AI acts upon data, but it does not act upon need. It does not yearn. It does not create because it must. And perhaps, therein lies the true essence of creativity: not in the product, but in the process of creating it.
When Klee embraced these ideas about the primacy of mental life in artistic creation, it’s unlikely he was imagining a future in which artificial systems could produce works indistinguishable from those of human artists. Yet, in championing the human way of creating art, Klee and the Expressionists unwittingly drew a line that resonates today, one that remains fundamental:
“The form is bad; the form is the end, it is death.” (Paul Klee, 1924)
This Expressionist perspective aligns closely with contemporary discussions that, in response to AI’s achievements, attempt to redefine creativity by emphasizing the internal, mental processes and cognitive mechanisms that enable creative work.
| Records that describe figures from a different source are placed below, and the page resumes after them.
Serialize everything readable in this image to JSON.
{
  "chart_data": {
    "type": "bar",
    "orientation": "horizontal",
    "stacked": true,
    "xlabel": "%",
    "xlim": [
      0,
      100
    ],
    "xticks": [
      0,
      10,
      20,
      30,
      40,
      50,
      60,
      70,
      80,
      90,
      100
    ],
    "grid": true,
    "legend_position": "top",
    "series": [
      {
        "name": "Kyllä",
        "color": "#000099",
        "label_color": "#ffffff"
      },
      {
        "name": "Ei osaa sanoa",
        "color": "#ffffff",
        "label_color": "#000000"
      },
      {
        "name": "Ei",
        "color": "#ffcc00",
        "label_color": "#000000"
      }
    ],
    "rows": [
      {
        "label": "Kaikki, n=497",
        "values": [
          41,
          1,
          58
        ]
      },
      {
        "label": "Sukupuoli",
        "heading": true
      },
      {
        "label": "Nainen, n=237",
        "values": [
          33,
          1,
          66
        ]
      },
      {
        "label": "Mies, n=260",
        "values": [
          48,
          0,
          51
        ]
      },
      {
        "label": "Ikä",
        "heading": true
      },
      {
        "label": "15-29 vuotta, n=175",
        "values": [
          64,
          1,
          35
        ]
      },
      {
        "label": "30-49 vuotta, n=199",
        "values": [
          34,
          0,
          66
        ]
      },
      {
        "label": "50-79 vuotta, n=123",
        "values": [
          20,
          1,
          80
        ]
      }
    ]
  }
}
For instance, Mark A. Runco (2023) proposed that human creativity fundamentally involves authenticity and intentionality and that these should be central to our definitions. Moreover, Abraham (2024) underscores the emotional dimension of creativity, highlighting the inherent satisfaction that comes from having a novel or creative idea. This joy, this sense of pleasure in creating something new, may even explain humanity’s drive to produce art (see Aru, 2024). As psychologist Carl Rogers pointed out, “We must face the fact that the individual creates primarily because it is satisfying to him.”
If we truly aim to understand creativity, we must shift our focus from the product to the process. The rise of machine-generated “art” calls for an exploration of the creative experience itself—the subjective, lived reality of creation. Intrinsic motivation, mindfulness, and joy are indispensable aspects of creativity. How is it that the artist did it? What motivated him? Why?
Or, as Alva Noë (2023, p.158) argues, “The thing itself, the made product, has exactly nothing to do with its artistic value.” As Paul Klee would say, the how, not the what, truly matters.
Bibliography
Abraham, A. (2024). Why the standard definition of creativity fails to capture the creative act. Theory & Psychology, 09593543241290232.
Aru, J. (2024). Artificial intelligence and the internal processes of creativity. arXiv. https://arxiv.org/abs/2412.04366
Dewey, J. (1925). Experience and Nature.
Oliver, M. (2017). Upstream: Selected essays. Penguin Press.
Runco, M. A. (2023a). Updating the standard definition of creativity to account for the artificial Creativity of AI. Creativity Research Journal, 1-5.
Runco, M. A. (2023b). AI can only produce artificial creativity. Journal of Creativity, 33(3), 100063.
Noë, A. (2023). The Entanglement: How Art and Philosophy Make Us What We Are. Princeton: Princeton University Press. https://doi.org/10.1515/9780691239293
Turing, A. M. (1950). Computing Machinery and Intelligence. Mind, 49, 433–460.